Complex chromosome rearrangements (CCR) have been extensively reported in AML [153][154][155][156]. Various mechanisms have been suggested to the occurrence of this phenomenon (e.g., non-homologous end joining (NHEJ), replication-based mechanisms, BBF cycles, telomere dysfunction) [157]. Some authors have been using the term chromothripsis for the event where genetic material suffers an enormous clustered chromosomal rearrangement on specific regions of one or few chromosomes in a single cell cycle [158]. Since chromothripsis is not proven to be the cause of this phenomenon, here we will describe these abnormalities just as CCRs [157]. Rausch et al. (2012) showed that in their cohort of AML TP53 mutated patients, ∼47% of cases presented CCRs. The occurrence of CCRs was associated with a poor prognosis [153]. Rücker et al. (2018) reported CCRs in 35% of AML patients with CK. In 85% of cases with CCRs presented mutated TP53 [159]. Once more, this data highlights the role of dysfunctional TP53 on CIN in AML. Hence, Fontana et al. (2018) have found an incidence of 6.6% CCRs in a large cohort of AML patients (N=395). It was also reported that AML cells with CCRs also presented signatures of CIN, such as TP53 alteration, a higher mean of copy number alteration (CNA), CK, 5q deletion, alterations in DNA repair, and cell cycle. They also observed that AML cells with CCRs had marker chromosomes with the MYC gene [155]. Furthermore, Gao et al. (2020) reported that in AML-MRC with CCRs, this phenomenon was associated with a lower number of white blood cells and platelets and a higher degree of karyotypic complexity. The most involved chromosomes in CCRs were the chromosomes 8 and 11, resulting in the amplification of MYC (8q24.2) or lysine methyltransferase 2A (KMT2A) (11q23.3) [160]. L′Abbate et al. (2018) analyzed MYC amplicons in AML. Their results provide evidence that CCRs are not related to a single catastrophic event as the chromothripsis model describes it but rather to an accumulative evolution [161]. Marker chromosomes are rearranged chromosomes whose genetic origin cannot be verified by conventional banding cytogenetics techniques [162]. In AML, Bochtler et al. (2017) reported that marker chromosomes could arise from CCRs and predict adverse prognosis [154]. Marker chromosomes were also suggested to be a risk classification factor for AML with adverse cytogenetics [163].

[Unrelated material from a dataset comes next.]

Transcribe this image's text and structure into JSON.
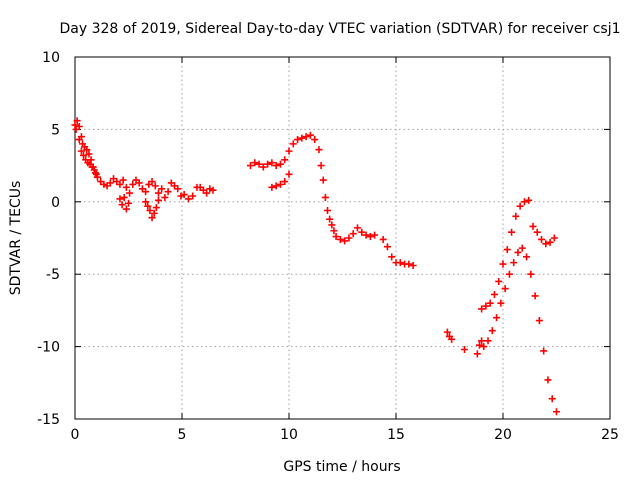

2.6. Epigenetic Regulation

Abnormalities in the epigenetic regulator Tet methylcytosine dioxygenase 2 (TET2) and Enhancer of zeste homolog 2 (EZH2) could induce CIN through the deregulation of histone modifications, which alters the chromatin structure and affect gene expression [164][165][166]. Mutations in the TET2 are among the most common mutations in AML [167][168][169]. EZH2 is located in 7q36.1, a chromosomal region affected by the loss of chromosome 7 (-7) or deletion of 7q, which reduces its gene expression [170][171]. The -7 and deletion of 7q are highly associated with CK and adverse prognosis [50][172]. Wang et al. (2020) reported that TET2 is hypermethylated (downregulated transcription) in 30% of AML patients. Alterations in the expression of TET2 or EZH2 also protects against apoptosis by an unknown mechanism [173]. Göllner et al. (2017) showed that EZH2 loss of function induced resistance to multiple drugs in AML [174]. Interestingly, the expression levels of the genes TET2 and EZH2 were also positively correlated to the CIN MAD2 and CDC20 genes expression levels [173]. The protein mitotic arrest deficient 2 (Mad2) and cell division cycle protein 20 homologue (CDC20) overexpression and downregulation are frequently altered in many cancers and associated with CIN. Both proteins are essential for the mitotic checkpoint, in which they act together as an APC/C inhibitor, preventing aneuploidy and, consequently, CIN [1][175][176]. Schvartzman et al. (2011) have shown, in a p53 mutant tumor model, that wtp53 represses mad2 and its upregulation is necessary for CIN in AML [174]. Overexpression of CDC20 is more present in aneuploid than euploid AML [177].